Día de caza en Cármenes
Desde la atalaya situada en la cima de un artículo periodístico de cuatrocientas cuarenta y ocho palabras, en el original, tres personajes con nombre propio, dos curas acompañantes y unos cuantos perros de caza, se puede divisar un extenso y colorido paisaje que principiando en los picos de la montaña central leonesa nos dirige hacia oriente y occidente hasta perderse en el horizonte de las vidas azarosas de una multitud de cuatrocientos paisanos, sazonadas éstas con la salsa de sus pequeñas historias. Estas mismas personas, que un día fueron, removerán inquietas sus huesos enterrados sobre el duro lecho arcilloso, mientras dejan escapar fantasmagóricos fuegos fatuos, al disponerse a leer esto que sigue, pero sepan en lo más profundo de su ser que el que esto escribe lo ha hecho desde el respeto debido a los años y las canas.
Porque de alguna manera había de ser, hagamos que esta historia eche a andar en el momento en que la trayectoria del alborotado vuelo de una perdiz roja corta el camino que traían unos cuantos perdigones de plomo. Ahogados los ecos de la detonación, el repentino choque produce una ligera deformación de algunos de ellos al impactar contra el cuerpo y las alas del animal que, ensangrentado, cae al suelo malherido, exhalando sus últimos suspiros. Y tras esta perdiz algunas otras perseguidas por los perros. Por la misma razón decidiremos despedir el relato entre vigorosas melodías sinfónicas y efusivos aplausos, que nos ayuden a olvidar las sequías y hambrunas, revoluciones campesinas y promesas republicanas, dulces imperiales y amargas luchas fratricidas.
Viajemos pues a lomos de la imaginación hasta las selvas de la antigua Ceilán, no lejos de las plantaciones de té, y junto a los árboles del caucho y de esa larga lista de especias que tanto anhelaban Marco Polo, Vasco de Gama o Cristóbal Colón, y que aún hoy seguimos utilizando en la cocina, entre las que podemos enumerar la vainilla, pimienta, canela, nuez moscada, clavo, jengibre, cardamomo y cúrcuma, y en donde también crece un árbol que produce las llamadas nueces vómicas de las que se extrae el alcaloide conocido como estricnina. Estos frutos entraron en Europa por el puerto de Londres hacia el año 1640 y desde entonces se utilizaron para exterminar, zorros, perros, roedores y aves rapaces. La utilización de este veneno, que en grandes cantidades produce una sobre activación de todo el sistema nervioso asociada a convulsiones, fallo respiratorio y muerte cerebral, comporta un gran riesgo para las personas que pudieran comer o tan solo manipular carne de animales envenenados con esta sustancia.
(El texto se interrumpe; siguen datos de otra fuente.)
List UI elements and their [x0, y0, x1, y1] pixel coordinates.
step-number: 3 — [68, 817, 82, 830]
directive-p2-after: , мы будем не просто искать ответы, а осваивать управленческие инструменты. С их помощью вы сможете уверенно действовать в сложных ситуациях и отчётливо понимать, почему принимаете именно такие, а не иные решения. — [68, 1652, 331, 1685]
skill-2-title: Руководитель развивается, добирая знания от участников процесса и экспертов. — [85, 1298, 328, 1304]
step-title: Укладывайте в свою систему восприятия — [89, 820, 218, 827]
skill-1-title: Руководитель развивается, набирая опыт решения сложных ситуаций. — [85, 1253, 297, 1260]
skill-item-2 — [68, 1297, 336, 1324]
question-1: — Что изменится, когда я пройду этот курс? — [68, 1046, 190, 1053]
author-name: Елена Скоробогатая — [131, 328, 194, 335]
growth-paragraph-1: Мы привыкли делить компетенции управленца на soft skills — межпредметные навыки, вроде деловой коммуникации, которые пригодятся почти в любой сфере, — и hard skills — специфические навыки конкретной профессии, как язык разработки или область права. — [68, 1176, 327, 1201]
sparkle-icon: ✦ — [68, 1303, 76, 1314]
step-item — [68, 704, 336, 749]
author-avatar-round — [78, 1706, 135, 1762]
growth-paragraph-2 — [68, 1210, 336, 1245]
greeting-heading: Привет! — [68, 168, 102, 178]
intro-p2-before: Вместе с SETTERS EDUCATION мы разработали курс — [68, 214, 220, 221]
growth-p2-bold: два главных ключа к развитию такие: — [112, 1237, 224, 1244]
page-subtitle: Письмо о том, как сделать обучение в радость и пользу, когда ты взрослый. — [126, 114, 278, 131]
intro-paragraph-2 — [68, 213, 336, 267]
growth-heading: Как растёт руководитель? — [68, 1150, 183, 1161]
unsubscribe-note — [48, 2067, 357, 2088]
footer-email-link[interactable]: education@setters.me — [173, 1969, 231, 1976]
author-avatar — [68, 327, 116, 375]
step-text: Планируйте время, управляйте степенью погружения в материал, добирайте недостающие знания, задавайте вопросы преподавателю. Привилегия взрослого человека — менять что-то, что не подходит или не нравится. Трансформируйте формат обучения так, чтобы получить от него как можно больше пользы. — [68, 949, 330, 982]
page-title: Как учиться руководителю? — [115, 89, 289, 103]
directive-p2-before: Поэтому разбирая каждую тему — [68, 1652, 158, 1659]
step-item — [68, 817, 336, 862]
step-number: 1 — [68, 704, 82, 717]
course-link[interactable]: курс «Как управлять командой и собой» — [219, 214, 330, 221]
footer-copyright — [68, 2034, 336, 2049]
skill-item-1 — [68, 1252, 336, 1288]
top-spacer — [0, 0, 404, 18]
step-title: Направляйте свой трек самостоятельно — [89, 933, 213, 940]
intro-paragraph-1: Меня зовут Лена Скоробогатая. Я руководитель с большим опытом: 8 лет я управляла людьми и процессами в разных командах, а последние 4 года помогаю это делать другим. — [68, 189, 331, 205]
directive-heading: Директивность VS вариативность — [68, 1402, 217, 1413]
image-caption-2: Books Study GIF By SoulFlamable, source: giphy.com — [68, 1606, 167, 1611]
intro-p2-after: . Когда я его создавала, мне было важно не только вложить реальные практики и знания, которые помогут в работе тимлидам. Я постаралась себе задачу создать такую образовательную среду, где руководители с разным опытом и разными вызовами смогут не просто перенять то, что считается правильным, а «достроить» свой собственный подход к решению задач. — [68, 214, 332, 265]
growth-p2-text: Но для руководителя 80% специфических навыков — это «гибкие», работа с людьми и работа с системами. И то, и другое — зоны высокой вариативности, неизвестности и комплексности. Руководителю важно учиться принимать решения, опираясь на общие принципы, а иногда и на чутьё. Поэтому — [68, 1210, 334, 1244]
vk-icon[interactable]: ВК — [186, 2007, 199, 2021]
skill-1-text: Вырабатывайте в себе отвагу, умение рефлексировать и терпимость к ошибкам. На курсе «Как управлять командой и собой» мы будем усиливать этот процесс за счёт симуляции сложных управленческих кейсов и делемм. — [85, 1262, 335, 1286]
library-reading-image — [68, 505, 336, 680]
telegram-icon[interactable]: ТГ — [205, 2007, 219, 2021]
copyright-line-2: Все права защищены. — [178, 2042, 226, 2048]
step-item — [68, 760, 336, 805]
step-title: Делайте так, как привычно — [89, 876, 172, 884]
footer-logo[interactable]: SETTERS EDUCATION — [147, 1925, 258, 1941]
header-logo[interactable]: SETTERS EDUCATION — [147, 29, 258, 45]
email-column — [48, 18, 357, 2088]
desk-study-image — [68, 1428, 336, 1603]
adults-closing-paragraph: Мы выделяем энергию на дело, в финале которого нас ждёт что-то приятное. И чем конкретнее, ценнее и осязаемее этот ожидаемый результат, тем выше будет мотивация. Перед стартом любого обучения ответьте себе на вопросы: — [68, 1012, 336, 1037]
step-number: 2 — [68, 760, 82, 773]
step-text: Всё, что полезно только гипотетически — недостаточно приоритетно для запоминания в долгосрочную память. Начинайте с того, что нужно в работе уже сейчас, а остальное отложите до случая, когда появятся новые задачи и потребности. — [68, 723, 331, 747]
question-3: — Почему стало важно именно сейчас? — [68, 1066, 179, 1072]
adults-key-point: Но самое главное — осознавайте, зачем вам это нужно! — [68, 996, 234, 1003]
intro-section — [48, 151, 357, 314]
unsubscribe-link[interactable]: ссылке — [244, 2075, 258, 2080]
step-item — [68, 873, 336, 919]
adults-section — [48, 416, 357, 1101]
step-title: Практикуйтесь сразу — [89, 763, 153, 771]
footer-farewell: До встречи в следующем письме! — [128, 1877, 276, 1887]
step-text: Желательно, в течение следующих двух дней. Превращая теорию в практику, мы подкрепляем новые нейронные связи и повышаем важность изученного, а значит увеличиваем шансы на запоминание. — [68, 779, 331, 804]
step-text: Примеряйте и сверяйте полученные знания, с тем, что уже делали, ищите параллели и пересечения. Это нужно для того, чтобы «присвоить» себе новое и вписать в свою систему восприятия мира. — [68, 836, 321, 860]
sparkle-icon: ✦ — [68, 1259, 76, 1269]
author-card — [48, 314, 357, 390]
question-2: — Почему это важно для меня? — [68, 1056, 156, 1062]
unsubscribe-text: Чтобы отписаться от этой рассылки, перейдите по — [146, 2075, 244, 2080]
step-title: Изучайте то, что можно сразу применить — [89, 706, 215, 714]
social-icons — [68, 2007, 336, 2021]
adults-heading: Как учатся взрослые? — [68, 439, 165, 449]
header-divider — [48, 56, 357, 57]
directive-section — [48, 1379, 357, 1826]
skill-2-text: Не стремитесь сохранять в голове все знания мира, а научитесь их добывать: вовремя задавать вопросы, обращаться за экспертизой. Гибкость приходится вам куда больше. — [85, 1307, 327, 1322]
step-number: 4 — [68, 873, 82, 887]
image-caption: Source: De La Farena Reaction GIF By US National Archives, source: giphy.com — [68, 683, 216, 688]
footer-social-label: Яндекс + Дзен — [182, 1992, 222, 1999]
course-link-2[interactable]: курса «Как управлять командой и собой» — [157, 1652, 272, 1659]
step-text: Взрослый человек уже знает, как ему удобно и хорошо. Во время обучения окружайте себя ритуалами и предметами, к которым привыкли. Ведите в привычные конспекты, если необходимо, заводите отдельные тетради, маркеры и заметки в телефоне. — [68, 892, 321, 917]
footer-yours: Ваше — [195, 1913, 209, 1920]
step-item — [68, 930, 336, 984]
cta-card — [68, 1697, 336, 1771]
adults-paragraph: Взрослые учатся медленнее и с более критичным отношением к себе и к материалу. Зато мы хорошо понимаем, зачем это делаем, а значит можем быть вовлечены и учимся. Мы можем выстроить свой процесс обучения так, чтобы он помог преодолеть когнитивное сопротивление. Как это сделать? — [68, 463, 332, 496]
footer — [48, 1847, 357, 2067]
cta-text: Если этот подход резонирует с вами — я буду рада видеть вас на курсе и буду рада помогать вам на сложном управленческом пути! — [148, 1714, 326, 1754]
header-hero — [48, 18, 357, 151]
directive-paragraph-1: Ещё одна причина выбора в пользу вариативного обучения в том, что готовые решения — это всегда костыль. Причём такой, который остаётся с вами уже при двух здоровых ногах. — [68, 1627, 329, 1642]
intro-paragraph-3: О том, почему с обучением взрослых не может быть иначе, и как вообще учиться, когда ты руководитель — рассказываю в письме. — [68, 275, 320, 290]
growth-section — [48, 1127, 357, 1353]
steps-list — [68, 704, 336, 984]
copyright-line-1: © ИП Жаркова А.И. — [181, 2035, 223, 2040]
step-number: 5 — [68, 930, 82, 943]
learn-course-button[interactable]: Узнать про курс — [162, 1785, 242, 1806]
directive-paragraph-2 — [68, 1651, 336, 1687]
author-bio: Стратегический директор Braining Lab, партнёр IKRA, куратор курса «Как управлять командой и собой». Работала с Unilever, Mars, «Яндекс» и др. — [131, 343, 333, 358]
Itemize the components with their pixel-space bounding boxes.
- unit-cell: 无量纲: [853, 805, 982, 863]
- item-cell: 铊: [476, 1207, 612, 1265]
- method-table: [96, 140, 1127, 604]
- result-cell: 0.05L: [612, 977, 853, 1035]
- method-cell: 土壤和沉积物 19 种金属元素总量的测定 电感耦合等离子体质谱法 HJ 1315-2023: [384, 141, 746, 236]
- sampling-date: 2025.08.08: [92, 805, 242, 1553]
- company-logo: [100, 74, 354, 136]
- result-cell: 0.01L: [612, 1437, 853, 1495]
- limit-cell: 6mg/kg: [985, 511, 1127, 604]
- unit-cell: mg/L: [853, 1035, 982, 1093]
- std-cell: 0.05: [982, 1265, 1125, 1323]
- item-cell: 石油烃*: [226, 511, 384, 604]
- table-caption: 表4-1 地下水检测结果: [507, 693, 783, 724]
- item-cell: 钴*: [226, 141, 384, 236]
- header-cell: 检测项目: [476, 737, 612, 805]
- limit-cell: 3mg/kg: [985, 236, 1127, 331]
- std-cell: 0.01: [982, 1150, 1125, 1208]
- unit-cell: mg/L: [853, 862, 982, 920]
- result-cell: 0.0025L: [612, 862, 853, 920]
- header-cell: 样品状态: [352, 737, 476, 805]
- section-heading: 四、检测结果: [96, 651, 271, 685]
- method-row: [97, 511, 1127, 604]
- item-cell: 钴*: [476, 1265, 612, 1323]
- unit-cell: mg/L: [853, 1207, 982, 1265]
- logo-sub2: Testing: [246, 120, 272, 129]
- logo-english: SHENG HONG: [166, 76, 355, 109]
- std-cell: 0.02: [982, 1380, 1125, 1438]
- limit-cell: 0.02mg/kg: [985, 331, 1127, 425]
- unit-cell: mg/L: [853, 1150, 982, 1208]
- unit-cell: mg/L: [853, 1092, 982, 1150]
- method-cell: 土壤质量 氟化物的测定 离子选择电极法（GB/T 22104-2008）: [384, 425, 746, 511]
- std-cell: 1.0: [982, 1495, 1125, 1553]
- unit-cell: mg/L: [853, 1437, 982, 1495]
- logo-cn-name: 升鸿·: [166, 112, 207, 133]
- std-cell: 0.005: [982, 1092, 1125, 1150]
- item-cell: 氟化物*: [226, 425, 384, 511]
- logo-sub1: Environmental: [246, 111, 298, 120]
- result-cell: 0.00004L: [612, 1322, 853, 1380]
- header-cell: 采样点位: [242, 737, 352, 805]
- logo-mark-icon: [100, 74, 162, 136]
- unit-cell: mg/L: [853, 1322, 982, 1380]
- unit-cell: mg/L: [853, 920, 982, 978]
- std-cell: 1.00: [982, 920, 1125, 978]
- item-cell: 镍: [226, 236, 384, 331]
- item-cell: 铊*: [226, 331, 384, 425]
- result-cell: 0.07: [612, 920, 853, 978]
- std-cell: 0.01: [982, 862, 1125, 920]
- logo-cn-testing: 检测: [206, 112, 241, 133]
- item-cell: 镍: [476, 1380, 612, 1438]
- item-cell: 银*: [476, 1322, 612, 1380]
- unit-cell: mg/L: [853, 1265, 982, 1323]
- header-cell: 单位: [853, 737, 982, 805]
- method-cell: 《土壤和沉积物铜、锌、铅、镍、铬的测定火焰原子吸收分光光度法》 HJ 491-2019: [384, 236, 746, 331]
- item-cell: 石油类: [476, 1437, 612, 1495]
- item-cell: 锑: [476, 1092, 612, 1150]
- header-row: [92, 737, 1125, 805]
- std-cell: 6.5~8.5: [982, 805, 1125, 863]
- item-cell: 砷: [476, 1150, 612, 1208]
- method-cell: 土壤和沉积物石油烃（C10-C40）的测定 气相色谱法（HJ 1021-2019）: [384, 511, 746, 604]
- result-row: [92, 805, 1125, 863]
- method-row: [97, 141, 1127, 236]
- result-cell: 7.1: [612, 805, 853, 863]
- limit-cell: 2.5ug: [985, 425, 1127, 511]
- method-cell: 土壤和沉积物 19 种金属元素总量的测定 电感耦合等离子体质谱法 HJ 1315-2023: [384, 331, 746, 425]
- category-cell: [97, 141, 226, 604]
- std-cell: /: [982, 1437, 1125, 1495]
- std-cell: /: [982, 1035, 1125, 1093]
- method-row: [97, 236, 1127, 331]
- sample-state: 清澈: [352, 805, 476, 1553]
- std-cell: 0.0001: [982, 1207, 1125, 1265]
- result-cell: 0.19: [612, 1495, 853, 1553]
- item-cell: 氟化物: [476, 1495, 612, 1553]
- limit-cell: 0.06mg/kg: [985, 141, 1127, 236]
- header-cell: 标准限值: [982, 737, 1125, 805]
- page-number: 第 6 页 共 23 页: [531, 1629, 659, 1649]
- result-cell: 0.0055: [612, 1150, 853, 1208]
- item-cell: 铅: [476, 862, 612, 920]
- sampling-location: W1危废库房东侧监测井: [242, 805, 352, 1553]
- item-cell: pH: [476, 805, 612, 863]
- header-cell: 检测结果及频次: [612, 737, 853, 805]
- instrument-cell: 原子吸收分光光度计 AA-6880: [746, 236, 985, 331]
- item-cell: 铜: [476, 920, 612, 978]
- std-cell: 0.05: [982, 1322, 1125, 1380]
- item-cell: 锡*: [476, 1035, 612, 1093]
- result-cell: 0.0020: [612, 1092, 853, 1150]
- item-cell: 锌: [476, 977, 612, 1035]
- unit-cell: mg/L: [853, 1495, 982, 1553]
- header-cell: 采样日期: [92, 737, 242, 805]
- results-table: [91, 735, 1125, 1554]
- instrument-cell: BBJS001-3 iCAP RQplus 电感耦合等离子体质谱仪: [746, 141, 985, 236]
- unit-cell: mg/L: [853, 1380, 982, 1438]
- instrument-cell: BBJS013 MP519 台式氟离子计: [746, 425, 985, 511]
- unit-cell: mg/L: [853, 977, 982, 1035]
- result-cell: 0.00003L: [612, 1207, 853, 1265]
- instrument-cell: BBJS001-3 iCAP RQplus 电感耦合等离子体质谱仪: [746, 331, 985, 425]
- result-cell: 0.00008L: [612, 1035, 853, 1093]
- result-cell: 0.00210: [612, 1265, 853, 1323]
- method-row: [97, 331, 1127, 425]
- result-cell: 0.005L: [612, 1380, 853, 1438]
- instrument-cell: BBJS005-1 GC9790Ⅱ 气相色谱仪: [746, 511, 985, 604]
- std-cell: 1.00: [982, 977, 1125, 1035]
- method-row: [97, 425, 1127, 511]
Teniendo en cuenta esto, y el hecho de que no tan sólo mata al primer animal que se lo come, sino a todos los animales que vayan alimentándose de los despojos de éstos, se ha ido decretando paulatinamente la prohibición de la estricnina, en España en 1994 y en toda la Unión Europea en 2006. Por desgracia, a pesar de la persecución de su uso, en 2020 la estricnina aún era la responsable del cinco por ciento de los envenenamientos de animales salvajes reportados por los servicios de medio ambiente de las comunidades autónomas.
La estricnina también se ha utilizado en abundancia para acabar con vecinos molestos y maridos infieles, incluso en tiempos más recientes en los que ya estaba prohibida su venta. Es el caso del pastor de sesenta y cuatro años de edad del orensano pueblo de Castro de Escuadro, Felisindo González, que perdió la vida el veinticuatro de noviembre de 2009 al beber de una botella de vino abandonada en el campo junto a una bolsa con alimentos, entre lo que parecían ser los restos de una merienda de cazadores. El escenario del crimen lo había preparado su antiguo socio en una explotación ganadera local, José Luis Lamelas Álvarez, a quien el odio que había ido acrecentando en su corazón le llevó a introducir previamente una generosa cantidad de veneno en la botella.